Finding Laurent Series of 1/sinh(z) Up to z^5 Term

[jjangub]

Homework Statement

Find the Laurent series about 0 of 1/sinh up to (and including 0) the z⁵ term

Homework Equations

The Attempt at a Solution

Since 1/sinh is equal to
(1/z) * (1/(1+(z^2/3!)+(z^4/5!)+(z^6/7!)+...))
So if we work on the second term by dividing 1 by denominator and multiply by 1/z, we get
1/sinhz = 1/z -z/3 + (7z^3/360) - (31z^5/15120)
z is between 0 and pi
This is the answer I got.
Please tell me if I did something wrong.
P.S : And I tried to use LaTeX code for this post over an hour, but I failed.
Why is the old code keep appearing on the screen even though I replaced it with the new code when I see preview post?
Should I post it with LaTex code all the time?
Thank you.

 

[Hurkyl]

So if we work on the second term by dividing 1 by denominator and multiply by 1/z

This sounds like a good approach.

z is between 0 and pi

Isn't it valid for all complex z? Anyways, that's a tangential issue.

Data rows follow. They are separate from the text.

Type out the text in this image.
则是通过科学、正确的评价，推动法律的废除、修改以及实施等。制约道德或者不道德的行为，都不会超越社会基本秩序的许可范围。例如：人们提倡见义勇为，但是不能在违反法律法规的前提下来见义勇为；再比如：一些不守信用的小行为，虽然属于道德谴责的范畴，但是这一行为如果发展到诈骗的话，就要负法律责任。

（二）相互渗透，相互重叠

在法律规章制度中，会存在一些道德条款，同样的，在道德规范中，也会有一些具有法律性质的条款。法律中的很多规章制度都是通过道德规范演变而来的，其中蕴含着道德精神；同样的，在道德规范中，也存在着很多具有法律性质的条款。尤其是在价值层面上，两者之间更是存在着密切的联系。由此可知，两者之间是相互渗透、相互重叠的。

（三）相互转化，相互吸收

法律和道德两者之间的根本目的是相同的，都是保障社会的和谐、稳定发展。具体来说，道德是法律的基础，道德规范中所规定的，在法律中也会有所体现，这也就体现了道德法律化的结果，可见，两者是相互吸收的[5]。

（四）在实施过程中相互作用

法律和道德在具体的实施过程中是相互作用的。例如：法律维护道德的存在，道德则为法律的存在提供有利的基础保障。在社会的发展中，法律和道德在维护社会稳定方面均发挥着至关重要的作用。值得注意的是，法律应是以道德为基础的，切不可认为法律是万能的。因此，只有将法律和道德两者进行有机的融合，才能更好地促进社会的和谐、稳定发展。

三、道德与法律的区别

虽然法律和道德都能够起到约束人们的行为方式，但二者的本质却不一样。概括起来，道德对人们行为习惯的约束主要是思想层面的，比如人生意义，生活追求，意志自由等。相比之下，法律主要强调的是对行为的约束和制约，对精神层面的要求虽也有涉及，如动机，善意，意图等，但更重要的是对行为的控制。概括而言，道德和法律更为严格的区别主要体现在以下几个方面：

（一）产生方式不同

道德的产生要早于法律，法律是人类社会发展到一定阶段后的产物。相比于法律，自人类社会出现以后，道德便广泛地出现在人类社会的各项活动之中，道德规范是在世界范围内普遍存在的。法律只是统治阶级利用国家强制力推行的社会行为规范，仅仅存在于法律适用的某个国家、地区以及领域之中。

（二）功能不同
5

If you want to make sure you didn't make an arithmetic error, I can think off the top of my head two reasonable ways to check your work:

1. Plug a value near zero into both 1/sinh(x) and your Laurent series, and see if they are similar
2. Multiply the Taylor series for sinh(x) and your Laurent series, to see if you get 1 (up to the appropriate order)

 

[vela]

P.S : And I tried to use LaTeX code for this post over an hour, but I failed.
Why is the old code keep appearing on the screen even though I replaced it with the new code when I see preview post?
Should I post it with LaTex code all the time?
Thank you.

There's a bug in the forum that causes previously cached images to appear instead of the revised images. If you refresh the preview page, it should load the new images.